Entrepreneurship or family business…or both?

Recently, I posted a note about an upcoming family business event on the Cornell entrepreneurship listserv. The reply that came back to me within minutes was “Hey Daniel — not sure that this is entrepreneurship really, right?” I paused for a moment, and then replied.

I’d argue that family business and entrepreneurship are inexorably linked. Especially in the case of Chinese family businesses, where 80% of the next generation have no plans to return to the enterprise and instead look to utilize their vast family resources for their own entrepreneurial pursuits.
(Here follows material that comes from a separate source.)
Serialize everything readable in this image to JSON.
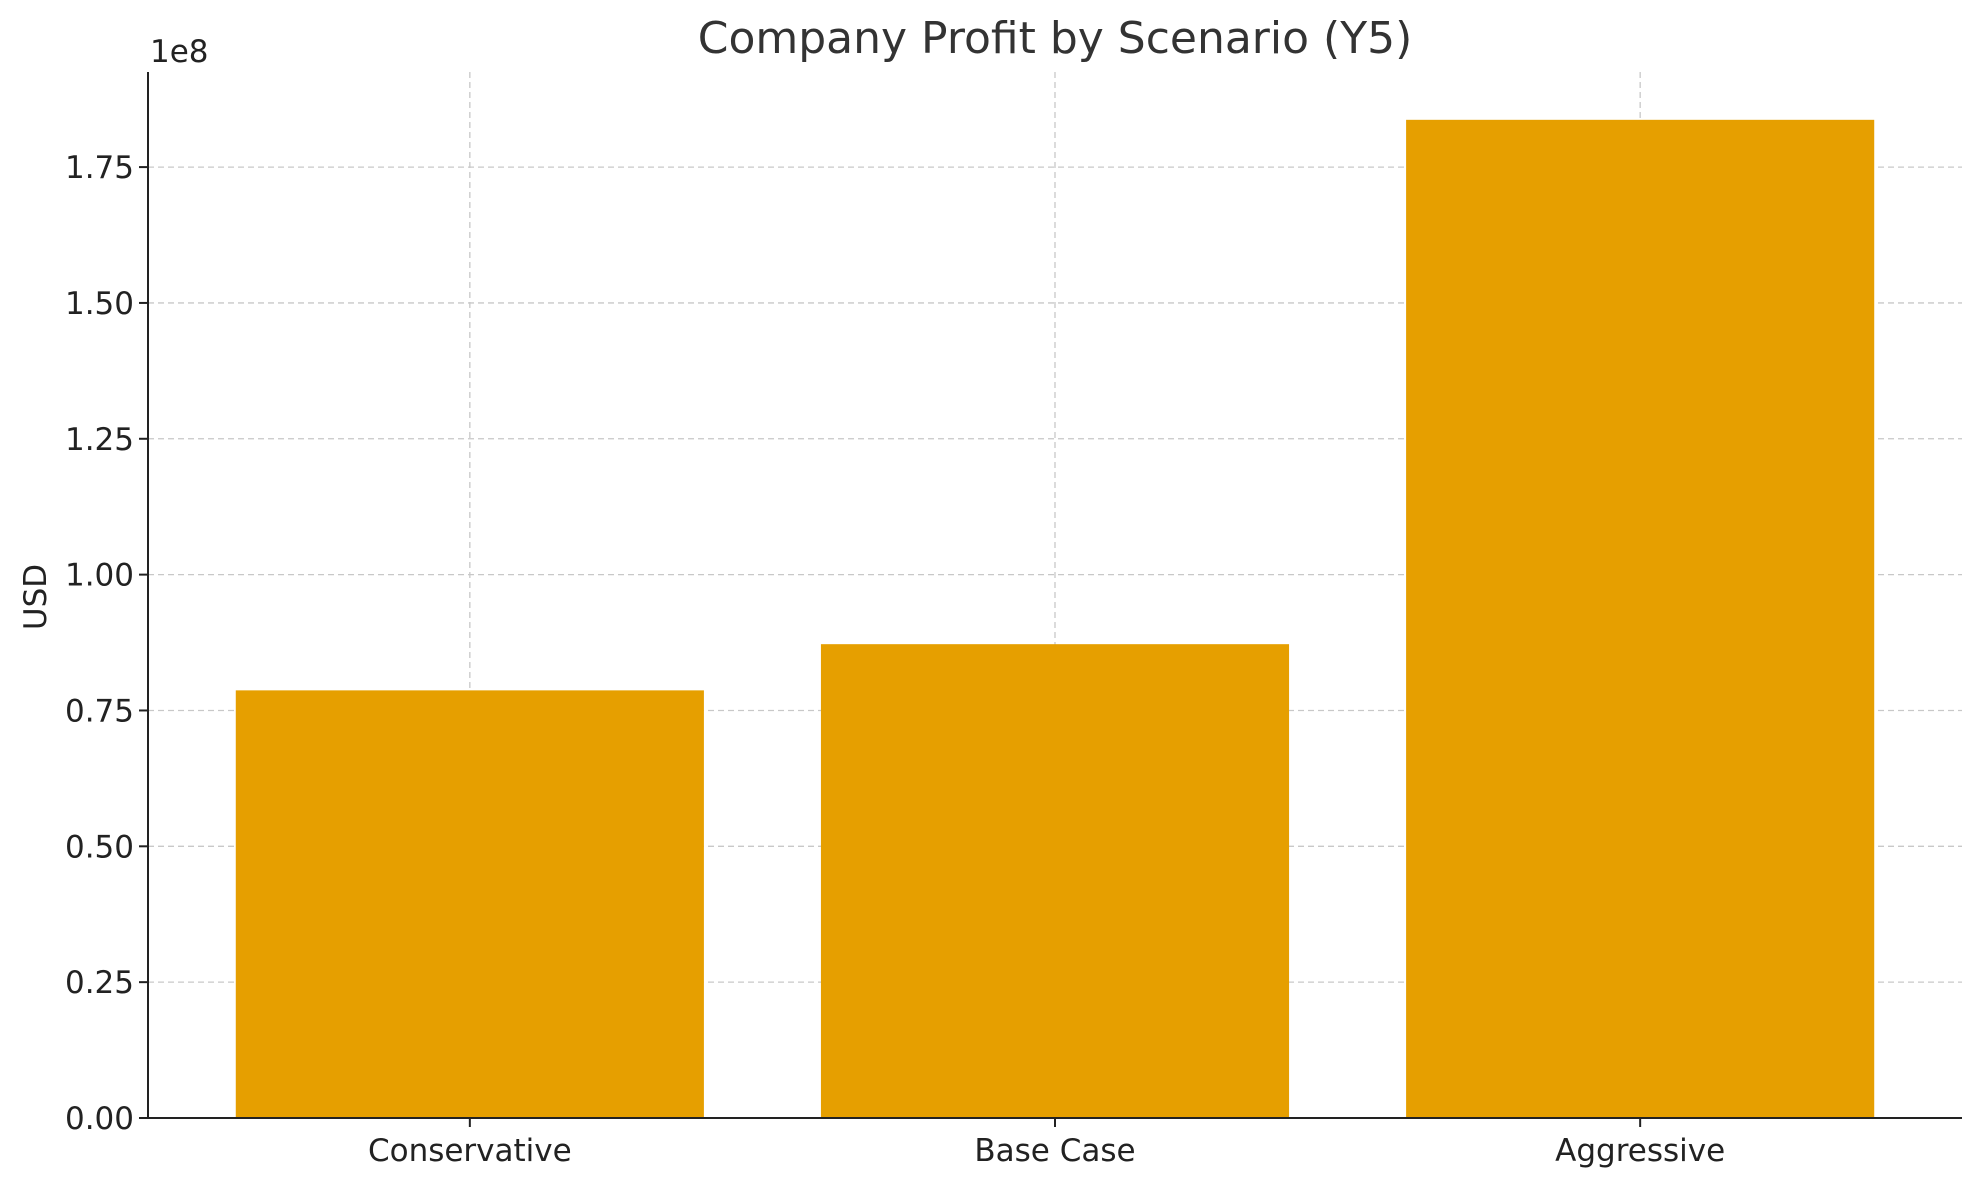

In the US, entrepreneurship and family business are also closely linked if not joined at the hip. 77% of all new business ventures established in the United States are founded with significant involvement of the family in the business, and another 30% engage family members within the next two years. For any enterprise to survive beyond the current generation, entrepreneurship is a key factor in creating new opportunities within the family (for additional family members) and for sustained business growth to remain viable and competitive.
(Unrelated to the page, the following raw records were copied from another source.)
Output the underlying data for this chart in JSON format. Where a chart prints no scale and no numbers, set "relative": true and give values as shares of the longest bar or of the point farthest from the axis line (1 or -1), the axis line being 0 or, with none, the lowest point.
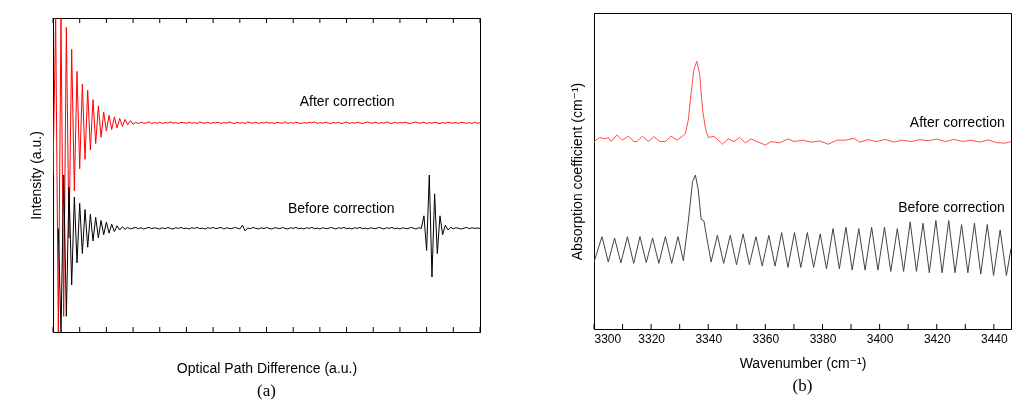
{
  "chart_data": [
    {
      "type": "line",
      "relative": true,
      "xlabel": "Optical Path Difference (a.u.)",
      "ylabel": "Intensity (a.u.)",
      "annotations": [
        "(a)"
      ],
      "categories": [
        null,
        null,
        null,
        null,
        null,
        null,
        null,
        null,
        null,
        null,
        null,
        null,
        null,
        null,
        null,
        null,
        null,
        null,
        null,
        null,
        null,
        null,
        null,
        null,
        null,
        null,
        null,
        null,
        null,
        null,
        null,
        null,
        null,
        null,
        null,
        null,
        null,
        null,
        null,
        null,
        null,
        null,
        null,
        null,
        null,
        null,
        null,
        null,
        null,
        null,
        null,
        null,
        null,
        null,
        null,
        null,
        null,
        null,
        null,
        null,
        null,
        null,
        null,
        null,
        null,
        null,
        null,
        null,
        null,
        null,
        null,
        null,
        null,
        null,
        null,
        null,
        null,
        null,
        null,
        null,
        null,
        null,
        null,
        null,
        null,
        null,
        null,
        null,
        null,
        null,
        null,
        null,
        null,
        null,
        null,
        null,
        null,
        null,
        null,
        null,
        null,
        null,
        null,
        null,
        null,
        null,
        null,
        null,
        null,
        null,
        null,
        null,
        null,
        null,
        null,
        null,
        null,
        null,
        null,
        null,
        null,
        null,
        null,
        null,
        null,
        null,
        null,
        null,
        null,
        null,
        null,
        null,
        null,
        null,
        null,
        null,
        null,
        null,
        null,
        null,
        null,
        null,
        null,
        null,
        null,
        null,
        null,
        null,
        null,
        null,
        null,
        null,
        null,
        null,
        null,
        null,
        null,
        null,
        null,
        null,
        null
      ],
      "series": [
        {
          "name": "After correction",
          "color": "#ff0000",
          "values": [
            0.5,
            1,
            0,
            1,
            0.05,
            0.97,
            0.3,
            0.9,
            0.45,
            0.83,
            0.52,
            0.79,
            0.55,
            0.77,
            0.58,
            0.74,
            0.6,
            0.72,
            0.62,
            0.7,
            0.64,
            0.69,
            0.645,
            0.685,
            0.65,
            0.68,
            0.655,
            0.677,
            0.66,
            0.673,
            0.662,
            0.667,
            0.664,
            0.668,
            0.665,
            0.666,
            0.669,
            0.664,
            0.667,
            0.665,
            0.668,
            0.664,
            0.667,
            0.666,
            0.669,
            0.665,
            0.667,
            0.664,
            0.668,
            0.666,
            0.665,
            0.668,
            0.665,
            0.667,
            0.664,
            0.669,
            0.666,
            0.665,
            0.668,
            0.664,
            0.667,
            0.666,
            0.668,
            0.664,
            0.667,
            0.665,
            0.669,
            0.666,
            0.664,
            0.668,
            0.665,
            0.667,
            0.664,
            0.669,
            0.666,
            0.665,
            0.668,
            0.664,
            0.667,
            0.666,
            0.668,
            0.665,
            0.667,
            0.664,
            0.668,
            0.666,
            0.665,
            0.669,
            0.664,
            0.667,
            0.665,
            0.668,
            0.666,
            0.664,
            0.667,
            0.665,
            0.668,
            0.666,
            0.669,
            0.664,
            0.667,
            0.665,
            0.668,
            0.666,
            0.664,
            0.667,
            0.665,
            0.668,
            0.664,
            0.666,
            0.669,
            0.664,
            0.667,
            0.665,
            0.668,
            0.666,
            0.664,
            0.667,
            0.669,
            0.665,
            0.666,
            0.668,
            0.664,
            0.667,
            0.665,
            0.669,
            0.666,
            0.664,
            0.668,
            0.665,
            0.667,
            0.666,
            0.668,
            0.665,
            0.664,
            0.667,
            0.669,
            0.665,
            0.666,
            0.668,
            0.664,
            0.667,
            0.665,
            0.668,
            0.666,
            0.664,
            0.667,
            0.665,
            0.668,
            0.666,
            0.665,
            0.667,
            0.664,
            0.668,
            0.666,
            0.665,
            0.667,
            0.664,
            0.668,
            0.665,
            0.666
          ]
        },
        {
          "name": "Before correction",
          "color": "#000000",
          "values": [
            null,
            null,
            0.33,
            0,
            0.5,
            0.05,
            0.46,
            0.15,
            0.43,
            0.22,
            0.41,
            0.25,
            0.39,
            0.27,
            0.375,
            0.29,
            0.365,
            0.3,
            0.355,
            0.31,
            0.35,
            0.315,
            0.343,
            0.32,
            0.338,
            0.325,
            0.335,
            0.327,
            0.333,
            0.328,
            0.331,
            0.333,
            0.329,
            0.332,
            0.328,
            0.331,
            0.333,
            0.329,
            0.332,
            0.33,
            0.328,
            0.332,
            0.329,
            0.333,
            0.33,
            0.328,
            0.332,
            0.33,
            0.333,
            0.329,
            0.331,
            0.328,
            0.332,
            0.33,
            0.333,
            0.329,
            0.331,
            0.328,
            0.332,
            0.33,
            0.333,
            0.329,
            0.331,
            0.333,
            0.328,
            0.332,
            0.33,
            0.329,
            0.333,
            0.331,
            0.328,
            0.34,
            0.322,
            0.331,
            0.329,
            0.333,
            0.33,
            0.328,
            0.332,
            0.329,
            0.333,
            0.33,
            0.328,
            0.332,
            0.331,
            0.329,
            0.333,
            0.33,
            0.328,
            0.332,
            0.33,
            0.333,
            0.329,
            0.331,
            0.328,
            0.332,
            0.33,
            0.333,
            0.329,
            0.331,
            0.328,
            0.332,
            0.33,
            0.329,
            0.333,
            0.331,
            0.328,
            0.332,
            0.33,
            0.333,
            0.329,
            0.331,
            0.328,
            0.332,
            0.33,
            0.333,
            0.329,
            0.331,
            0.328,
            0.332,
            0.33,
            0.329,
            0.333,
            0.331,
            0.328,
            0.332,
            0.33,
            0.333,
            0.329,
            0.331,
            0.328,
            0.332,
            0.33,
            0.329,
            0.333,
            0.331,
            0.328,
            0.332,
            0.33,
            0.37,
            0.26,
            0.5,
            0.175,
            0.44,
            0.25,
            0.37,
            0.31,
            0.34,
            0.325,
            0.333,
            0.329,
            0.332,
            0.33,
            0.328,
            0.331,
            0.333,
            0.329,
            0.332,
            0.33,
            0.331,
            0.33
          ]
        }
      ]
    },
    {
      "type": "line",
      "relative": true,
      "xlabel": "Wavenumber (cm⁻¹)",
      "ylabel": "Absorption coefficient (cm⁻¹)",
      "annotations": [
        "(b)"
      ],
      "xlim": [
        3300,
        3446
      ],
      "xticks": [
        3300,
        {
          "value": 3310,
          "label": null
        },
        3320,
        {
          "value": 3330,
          "label": null
        },
        3340,
        {
          "value": 3350,
          "label": null
        },
        3360,
        {
          "value": 3370,
          "label": null
        },
        3380,
        {
          "value": 3390,
          "label": null
        },
        3400,
        {
          "value": 3410,
          "label": null
        },
        3420,
        {
          "value": 3430,
          "label": null
        },
        3440
      ],
      "series": [
        {
          "name": "After correction",
          "color": "#ff4d4d",
          "x": [
            3300,
            3302,
            3304,
            3305,
            3306,
            3308,
            3310,
            3312,
            3314,
            3315,
            3317,
            3319,
            3321,
            3323,
            3325,
            3327,
            3329,
            3331,
            3332,
            3333,
            3334,
            3335,
            3336,
            3337,
            3338,
            3339,
            3340,
            3342,
            3344,
            3345,
            3347,
            3349,
            3351,
            3353,
            3355,
            3357,
            3360,
            3362,
            3365,
            3368,
            3370,
            3373,
            3376,
            3379,
            3382,
            3385,
            3388,
            3391,
            3393,
            3396,
            3399,
            3402,
            3405,
            3408,
            3411,
            3414,
            3417,
            3420,
            3423,
            3426,
            3429,
            3432,
            3435,
            3438,
            3441,
            3444,
            3446
          ],
          "values": [
            0.7,
            0.715,
            0.71,
            0.715,
            0.7,
            0.725,
            0.705,
            0.72,
            0.7,
            0.7,
            0.72,
            0.7,
            0.718,
            0.7,
            0.7,
            0.72,
            0.705,
            0.72,
            0.73,
            0.78,
            0.88,
            0.97,
            1.0,
            0.95,
            0.82,
            0.75,
            0.715,
            0.72,
            0.7,
            0.69,
            0.71,
            0.7,
            0.715,
            0.695,
            0.71,
            0.7,
            0.687,
            0.7,
            0.695,
            0.71,
            0.7,
            0.705,
            0.698,
            0.702,
            0.69,
            0.705,
            0.705,
            0.712,
            0.698,
            0.707,
            0.7,
            0.708,
            0.698,
            0.705,
            0.7,
            0.707,
            0.703,
            0.709,
            0.7,
            0.708,
            0.7,
            0.705,
            0.698,
            0.706,
            0.696,
            0.694,
            0.7
          ]
        },
        {
          "name": "Before correction",
          "color": "#444444",
          "x": [
            3300,
            3302.8,
            3305,
            3307.2,
            3309.4,
            3311.7,
            3313.9,
            3316.1,
            3318.3,
            3320.5,
            3322.7,
            3325.0,
            3327.2,
            3329.4,
            3331.3,
            3333,
            3334.5,
            3335.5,
            3336.5,
            3337.5,
            3338.5,
            3339.5,
            3341,
            3343.2,
            3345.4,
            3347.7,
            3349.9,
            3352.2,
            3354.4,
            3356.7,
            3358.9,
            3361.2,
            3363.4,
            3365.7,
            3367.9,
            3370.2,
            3372.4,
            3374.7,
            3376.9,
            3379.2,
            3381.4,
            3383.7,
            3385.9,
            3388.2,
            3390.4,
            3392.7,
            3394.9,
            3397.2,
            3399.4,
            3401.7,
            3403.9,
            3406.2,
            3408.4,
            3410.7,
            3412.9,
            3415.2,
            3417.4,
            3419.7,
            3421.9,
            3424.2,
            3426.4,
            3428.7,
            3430.9,
            3433.2,
            3435.4,
            3437.7,
            3439.9,
            3442.2,
            3444.4,
            3446
          ],
          "values": [
            0.25,
            0.345,
            0.25,
            0.34,
            0.247,
            0.345,
            0.245,
            0.345,
            0.248,
            0.34,
            0.245,
            0.345,
            0.245,
            0.345,
            0.255,
            0.4,
            0.55,
            0.575,
            0.52,
            0.41,
            0.403,
            0.34,
            0.25,
            0.35,
            0.245,
            0.35,
            0.24,
            0.355,
            0.24,
            0.345,
            0.235,
            0.35,
            0.235,
            0.36,
            0.23,
            0.36,
            0.23,
            0.36,
            0.23,
            0.355,
            0.225,
            0.375,
            0.225,
            0.38,
            0.22,
            0.375,
            0.22,
            0.38,
            0.22,
            0.38,
            0.215,
            0.375,
            0.215,
            0.4,
            0.215,
            0.395,
            0.21,
            0.405,
            0.21,
            0.405,
            0.21,
            0.39,
            0.21,
            0.395,
            0.205,
            0.39,
            0.2,
            0.37,
            0.2,
            0.3
          ]
        }
      ]
    }
  ]
}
As one successful business owner shared with me recently, “I never considered myself an entrepreneur in the pure sense of creating a new business, but the family business provided me an existing system to be an entrepreneur within and create something needed and new that has allowed our family business to survive for over 100 years now. I can only hope the next generation is given the same freedom and room to be entrepreneurial.”

In the United States, a recent count found nearly 4000+ courses and programs in entrepreneurship at schools and universities. By contrast, there are slightly more than 100 in family business, although that number is growing. It’s alarming that the message that leaves one with it that starting a business is sexy, but sustaining a business is not so sexy.

Family business, which is a broad term that generally includes business, family enterprise, family wealth and even entrepreneurship, aims to understand many of the human elements associated when family and business overlap, regardless of whether that business is a one-person start up, or a multi-national juggernaut. Entrepreneurs can learn from family-owned businesses as much as families should always be reminded to remain entrepreneurial. While not all entrepreneurs may involve family, and many family businesses fail to be entrepreneurial, they are also not mutually exclusive of one another either.